Anschlüsse hinten am IO-Panel sind auch reichlich vorhanden. Du hast direkt Thunderbolt 4 mit drauf, was mega gut ist, wenn man schnelle externe Festplatten für Videoschnitt oder große Datenmengen dranpacken will. Gerade für produktive Anwendungen ist das ein fetter Pluspunkt, den man in dieser Preisklasse nicht als selbstverständlich ansehen darf. Fürs Zocken ist der 2,5 G LAN statt einem 5G LAN Anschluss am Start und Wifi 7 für die kabellose Fraktion. Da kann man echt nicht meckern, das Ding rennt im Heimnetzwerk wie Sau und hat extrem stabile Ping-Zeiten, selbst wenn die Freundin nebenbei Netflix in 4K streamt.
Man kriegt hier auch insgesamt drei M.2 Slots für SSDs untergebracht. Der oberste Slot ist direkt an die CPU angebunden und unterstützt den superschnellen GEN 5 PCIe 5.0 Standard. Die anderen zwei laufen über den Z890 Chipsatz mit GEN4 PCIe 4.0, was für normale Spiele und Anwendungen immer noch mehr als dreimal so schnell ist wie man jemals braucht.
Wo es aber im Detail hakt (Die Kritikpunkte) Jetzt aber mal zu den Sachen, die mich echt bisschen nerven und wo man merkt, wo der Rotstift angesetzt wurde. MSI verbaut bei dem Board hier leider nur den uralten Realtek ALC897 Audio-Chip. Im Vergleich zu einem fast preisgleichen Board von einem anderen Hersteller, wo direkt der viel bessere ALC1220 oder sogar noch neuere Codecs samt besseren Kondensatoren drauf sind, ist das echt schwach für ein Board, was sich "Gaming" schimpft. Wenn man gute, hochohmige Kopfhörer direkt am Mainboard betreiben will, klingt das hier einfach flacher und hat null Dynamik. Wer eh ein USB-Headset oder eine externe Soundkarte nutzt, dem kann es völlig egal sein, aber erwähnt werden muss es einfach bei dem Preis.

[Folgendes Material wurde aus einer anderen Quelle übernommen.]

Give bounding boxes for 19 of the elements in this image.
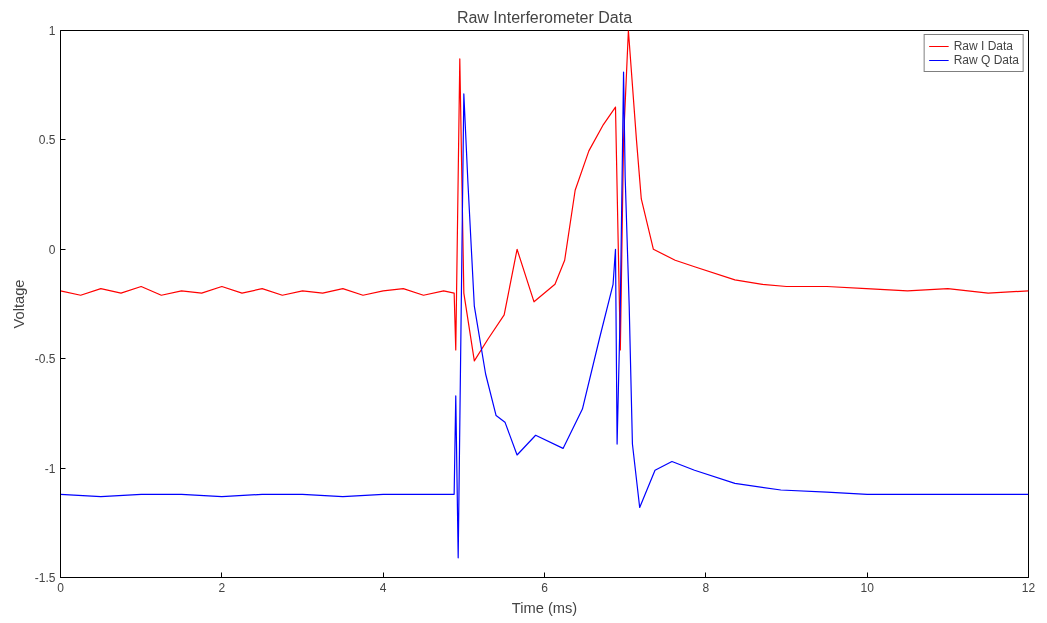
x-tick-label: 2 [218,580,226,595]
x-tick-label: 4 [379,580,387,595]
y-tick-label: 1 [48,24,56,38]
x-tick-label: 10 [860,580,875,595]
line-series [60,30,1029,362]
chart-title: Raw Interferometer Data [456,8,633,26]
y-tick-label: -1.5 [34,571,56,585]
y-axis-title: Voltage [10,279,27,329]
legend-label: Raw Q Data [953,53,1019,67]
x-tick-label: 6 [541,580,549,595]
y-tick-label: -0.5 [34,352,56,367]
x-tick-label: 12 [1021,580,1036,595]
legend-label: Raw I Data [953,39,1013,53]
y-tick-label: -1 [44,461,56,476]
x-tick-label: 8 [702,580,710,595]
line-series [60,71,1029,559]
x-axis-title: Time (ms) [511,599,578,616]
y-tick-label: 0 [48,242,56,257]
y-tick-label: 0.5 [38,133,56,148]
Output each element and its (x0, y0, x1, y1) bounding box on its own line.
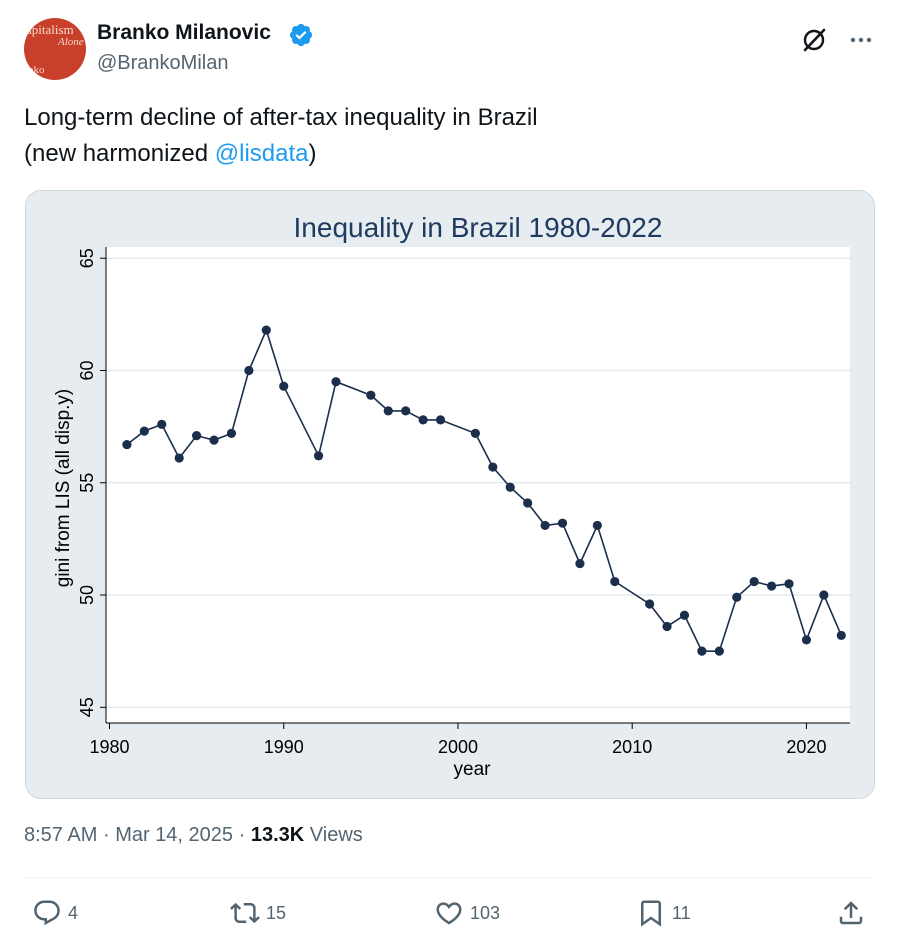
data-point (732, 592, 742, 602)
meta-separator: · (238, 824, 246, 846)
data-point (122, 439, 132, 450)
tweet-meta: 8:57 AM · Mar 14, 2025 · 13.3K Views (24, 824, 363, 847)
data-point (645, 599, 655, 609)
grok-icon[interactable] (800, 26, 828, 54)
data-point (174, 453, 184, 463)
data-point (592, 520, 602, 531)
x-tick-label: 1990 (264, 737, 304, 757)
data-point (401, 406, 411, 416)
tweet-date[interactable]: Mar 14, 2025 (115, 824, 234, 846)
x-tick-label: 2010 (612, 737, 652, 757)
data-point (157, 419, 167, 429)
bookmark-button[interactable]: 11 (636, 896, 691, 930)
data-point (575, 558, 585, 569)
views-count: 13.3K (250, 824, 305, 846)
tweet-text-suffix: ) (308, 140, 317, 167)
data-point (679, 610, 690, 620)
y-tick-label: 45 (77, 697, 97, 717)
repost-count: 15 (266, 902, 287, 923)
x-axis-label: year (454, 759, 492, 780)
data-point (279, 381, 289, 391)
repost-button[interactable]: 15 (230, 896, 286, 930)
data-point (418, 415, 428, 425)
data-point (801, 635, 812, 645)
meta-separator: · (102, 824, 110, 846)
data-point (209, 435, 219, 445)
views-label: Views (309, 824, 363, 846)
data-point (819, 590, 829, 600)
reply-button[interactable]: 4 (32, 896, 78, 930)
data-point (383, 406, 393, 416)
share-icon (839, 901, 863, 925)
data-point (435, 415, 446, 425)
tweet-text-prefix: (new harmonized (24, 140, 215, 167)
avatar-text: Alone (58, 36, 84, 48)
avatar-text: apitalism (26, 22, 74, 37)
tweet-line: Long-term decline of after-tax inequalit… (24, 104, 538, 131)
x-tick-label: 2020 (786, 737, 826, 757)
data-point (540, 520, 550, 531)
verified-badge-icon (289, 23, 313, 47)
y-tick-label: 60 (77, 360, 97, 380)
bookmark-count: 11 (672, 902, 691, 923)
share-button[interactable] (836, 896, 866, 930)
heart-icon (436, 902, 462, 925)
reply-count: 4 (68, 902, 79, 923)
data-point (331, 377, 341, 387)
data-point (557, 518, 568, 528)
line-chart: 45 50 55 60 65 1980 1990 2000 2010 2020 Inequalit… (26, 191, 874, 798)
author-handle[interactable]: @BrankoMilan (97, 52, 229, 74)
data-point (836, 630, 846, 641)
data-point (366, 390, 376, 400)
y-axis-label: gini from LIS (all disp.y) (53, 389, 74, 588)
series-line (126, 327, 843, 653)
data-point (139, 426, 149, 436)
x-tick-label: 1980 (89, 737, 129, 757)
avatar[interactable]: apitalism Alone nko (24, 18, 86, 80)
tweet-image[interactable]: 45 50 55 60 65 1980 1990 2000 2010 2020 Inequalit… (25, 190, 875, 799)
mention-link[interactable]: @lisdata (214, 140, 309, 167)
data-point (697, 646, 707, 656)
data-point (662, 621, 672, 632)
data-point (714, 646, 724, 656)
data-point (261, 325, 271, 335)
tweet-line: (new harmonized @lisdata) (24, 136, 538, 172)
divider (24, 877, 874, 878)
data-point (610, 576, 620, 587)
like-button[interactable]: 103 (434, 896, 500, 930)
data-point (226, 428, 237, 438)
y-tick-label: 55 (77, 473, 97, 493)
data-point (766, 581, 777, 591)
data-point (192, 431, 202, 441)
avatar-text: nko (28, 64, 45, 76)
like-count: 103 (470, 902, 501, 923)
data-point (505, 482, 515, 492)
more-options-icon[interactable] (845, 26, 877, 54)
tweet-time[interactable]: 8:57 AM (24, 824, 98, 846)
data-point (244, 365, 254, 376)
data-point (749, 576, 759, 587)
y-tick-label: 65 (77, 248, 97, 268)
author-name[interactable]: Branko Milanovic (97, 21, 271, 44)
reply-icon (34, 900, 60, 926)
tweet-text: Long-term decline of after-tax inequalit… (24, 100, 538, 172)
y-tick-label: 50 (77, 585, 97, 605)
data-point (784, 579, 794, 589)
x-tick-label: 2000 (438, 737, 478, 757)
repost-icon (230, 902, 260, 924)
plot-area (106, 247, 850, 723)
data-point (313, 451, 324, 461)
data-point (488, 462, 498, 472)
data-point (523, 498, 533, 508)
chart-title: Inequality in Brazil 1980-2022 (294, 212, 663, 243)
bookmark-icon (641, 900, 661, 927)
data-point (470, 428, 480, 438)
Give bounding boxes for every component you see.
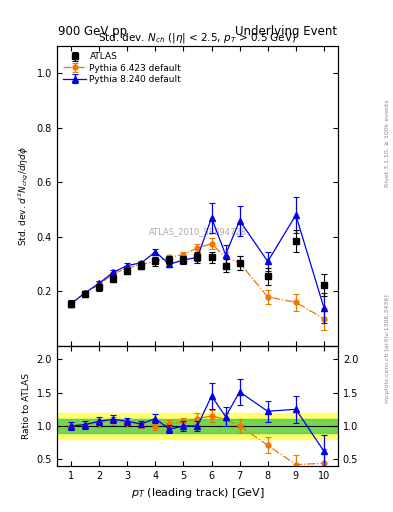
X-axis label: $p_T$ (leading track) [GeV]: $p_T$ (leading track) [GeV] <box>130 486 264 500</box>
Legend: ATLAS, Pythia 6.423 default, Pythia 8.240 default: ATLAS, Pythia 6.423 default, Pythia 8.24… <box>61 51 183 86</box>
Text: mcplots.cern.ch [arXiv:1306.3436]: mcplots.cern.ch [arXiv:1306.3436] <box>385 294 390 402</box>
Text: ATLAS_2010_S8894728: ATLAS_2010_S8894728 <box>149 227 246 237</box>
Text: 900 GeV pp: 900 GeV pp <box>58 26 127 38</box>
Title: Std. dev. $N_{ch}$ ($|\eta|$ < 2.5, $p_T$ > 0.5 GeV): Std. dev. $N_{ch}$ ($|\eta|$ < 2.5, $p_T… <box>98 31 297 45</box>
Y-axis label: Ratio to ATLAS: Ratio to ATLAS <box>22 373 31 439</box>
Y-axis label: Std. dev. $d^2N_{chg}/d\eta d\phi$: Std. dev. $d^2N_{chg}/d\eta d\phi$ <box>17 146 31 246</box>
Text: Rivet 3.1.10, ≥ 100k events: Rivet 3.1.10, ≥ 100k events <box>385 99 390 187</box>
Text: Underlying Event: Underlying Event <box>235 26 337 38</box>
Bar <box>57 413 338 439</box>
Bar <box>57 419 338 433</box>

Auch bei der Spannungsversorgung (VRM) hat man sich mit 14 Phasen und 55A DrMOS eher im Mittelfeld platziert. Im Vergleich zu den 18-Phasen-Monstern von anderen Mitbewerbern im gleichen Preissegment zieht MSI hier ganz klar den Kürzeren. Für normales Gaming reicht das dicke, aber wer das absolute Limit aus seiner Hardware quetschen will, findet woanders einfach stabilere Spannungen und kühlere Wandler unter Extrembedingungen.
Und noch eine Kleinigkeit beim Basteln, im Vergleich zu einem anderen Board aus meinem letzten Build, wo man gar kein Werkzeug mehr für die gesamte Kühlung braucht, muss man hier für die SSD-Platten trotzdem den Schraubendreher zücken um die Abdeckungen überhaupt erst abzubekommen. Das ist irgendwie nur halb durchdacht.

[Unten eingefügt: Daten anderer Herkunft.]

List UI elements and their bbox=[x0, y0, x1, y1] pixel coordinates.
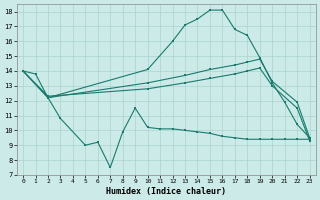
X-axis label: Humidex (Indice chaleur): Humidex (Indice chaleur) bbox=[106, 187, 226, 196]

Fazit Am Ende des Tages ist das MSI Z890 Gaming Wifi ein wirklich solides Board mit starkem Netzwerk (2.5G LAN + Wifi 7) und Thunderbolt 4, was man in dieser Preisklasse nicht bei jedem Mitbewerber auf dem Silbertablett serviert bekommt.
Aber man merkt eben ganz deutlich, dass an manchen Ecken hart gespart wurde. Wer mit dem ziemlich mittelmäßigen Onboard-Sound leben kann, beim SSD-Einbau gerne mal den Schraubendreher sucht und kein Extrem-Overclocking betreibt, macht hier eigentlich wenig falsch. Wer allerdings maximalen Premium-Vibe bei der Verarbeitung sucht, sollte sich vielleicht auch nochmal bei der Konkurrenz umschauen.